Les géants allemands redoublent d’ingéniosité pour transformer de gentilles compactes en GT. Audi et AMG parviennent à rendre survireuses des tractions muées en intégrale. De la sorcellerie, venant d’un certain différentiel vectoriel ! BMW ne rétorque pas directement (la Série 1 s’en tient à 306 ch), mais envisage la compacité et la polyvalence au travers d’un coupé, dans la plus pure tradition maison. Sauf que désormais, il impose la transmission intégrale à ce niveau de gamme, tout en gardant à l’œil les saveurs de la propulsion pour ne pas choquer les aficionados.

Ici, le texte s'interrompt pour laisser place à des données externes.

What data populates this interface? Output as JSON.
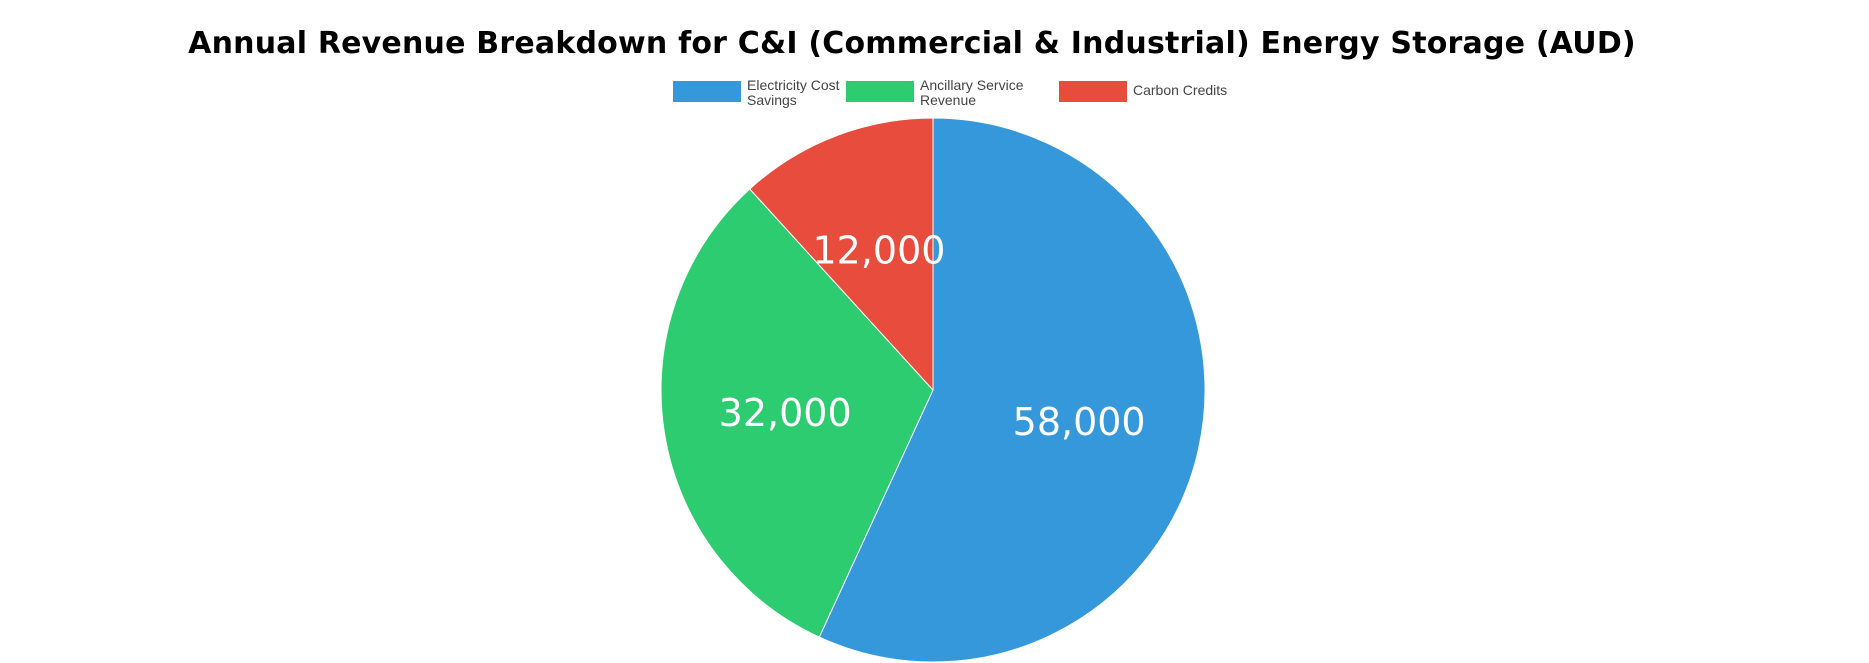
{
  "chart_data": {
    "type": "pie",
    "title": "Annual Revenue Breakdown for C&I (Commercial & Industrial) Energy Storage (AUD)",
    "categories": [
      "Electricity Cost\nSavings",
      "Ancillary Service\nRevenue",
      "Carbon Credits"
    ],
    "values": [
      58000,
      32000,
      12000
    ],
    "value_labels": [
      "58,000",
      "32,000",
      "12,000"
    ],
    "colors": [
      "#3498db",
      "#2ecc71",
      "#e74c3c"
    ],
    "legend_position": "top",
    "start_angle": "top, clockwise"
  }
}
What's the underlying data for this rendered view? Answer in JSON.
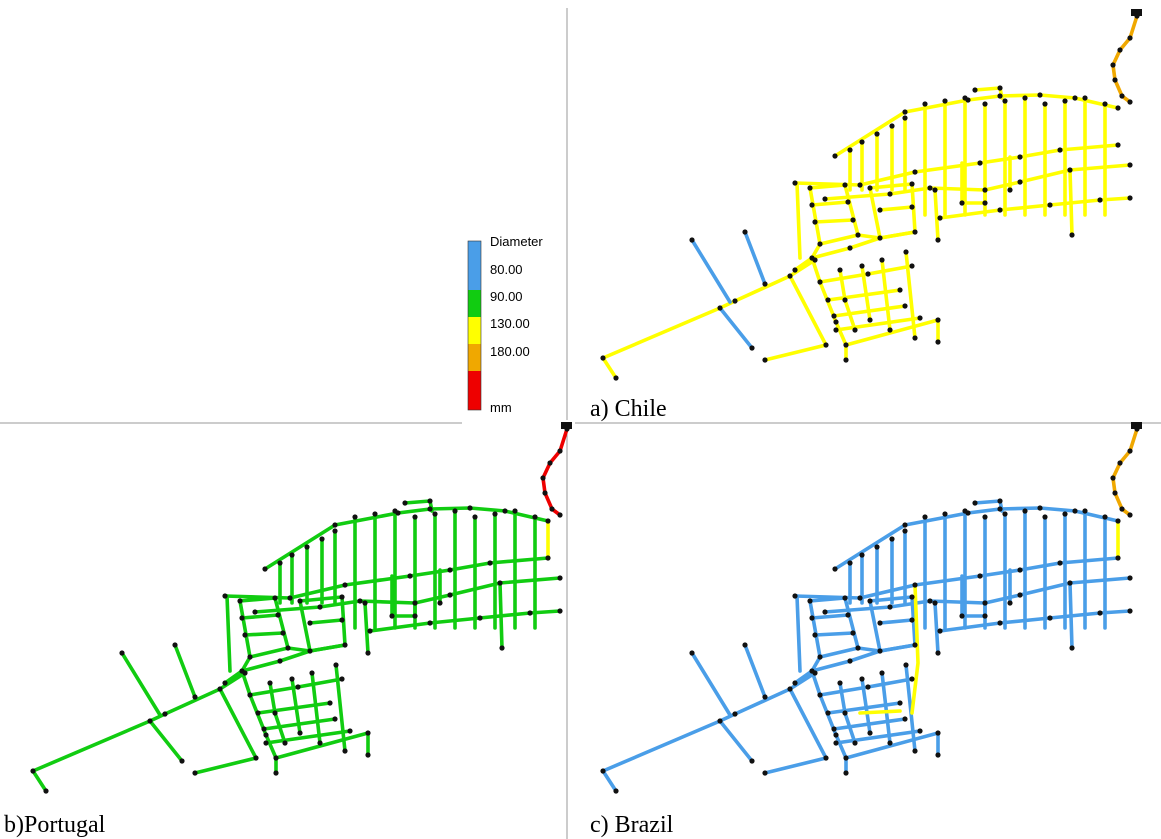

La RS3 débarque armée jusqu’aux pneus : un second jeu de jantes avec des Trofeo R optionnels occupe tout l’espace arrière et va permettre de jauger le gain face aux P Zero de série (voir encadré). Cette Sportback en met plein la vue (tricorps également disponible) entre la couleur, le masque de Dark Vador et les ailes élargies (fausses écopes à l’avant). L’A 45 S a beau s’habiller de rouge, elle ne fait pas le poids et semble commune à ses côtés. Dire qu’elle paraissait osée à son lancement en 2019, avec sa calandre coupe frites Panamericana inaugurée par l’AMG GT-R ! Le coupé Série 2 a l’air sage de prime abord et bien proportionné : longs capot et empattement, toit fuyant. Puis l’œil est agressé par des détails qui alourdissent l’ensemble : minuscules phares, bossage du capot, petits élargisseurs d’ailes, feux tridimensionnels. La simplicité caractéristique des coupés maison en prend un coup.
On la retrouve à bord, contrairement aux adversaires du jour qui misent sur les éléments clinquants. Elles ont le mérite d’être plus accueillantes à l’arrière, alors que le coupé s’en tient à deux passagers de moins d’1,75 m. Incompréhensible, au regard du gabarit en nette hausse par rapport à l’aîné : + 10 cm en longueur (dont 5 cm d’empattement), + 6,5 cm en largeur… À son volant, haut perché, on prend vite conscience que la petite BM’ a forci. Logique, elle est basée sur la plateforme CLAR (acier) partagée avec les Série 3 et 4… dont les mensurations ont explosé ! L’empattement est tout de même réduit de 12 cm comparé au coupé Série 4, mais nous verrons que cela ne suffit pas à redonner le sourire à la balance.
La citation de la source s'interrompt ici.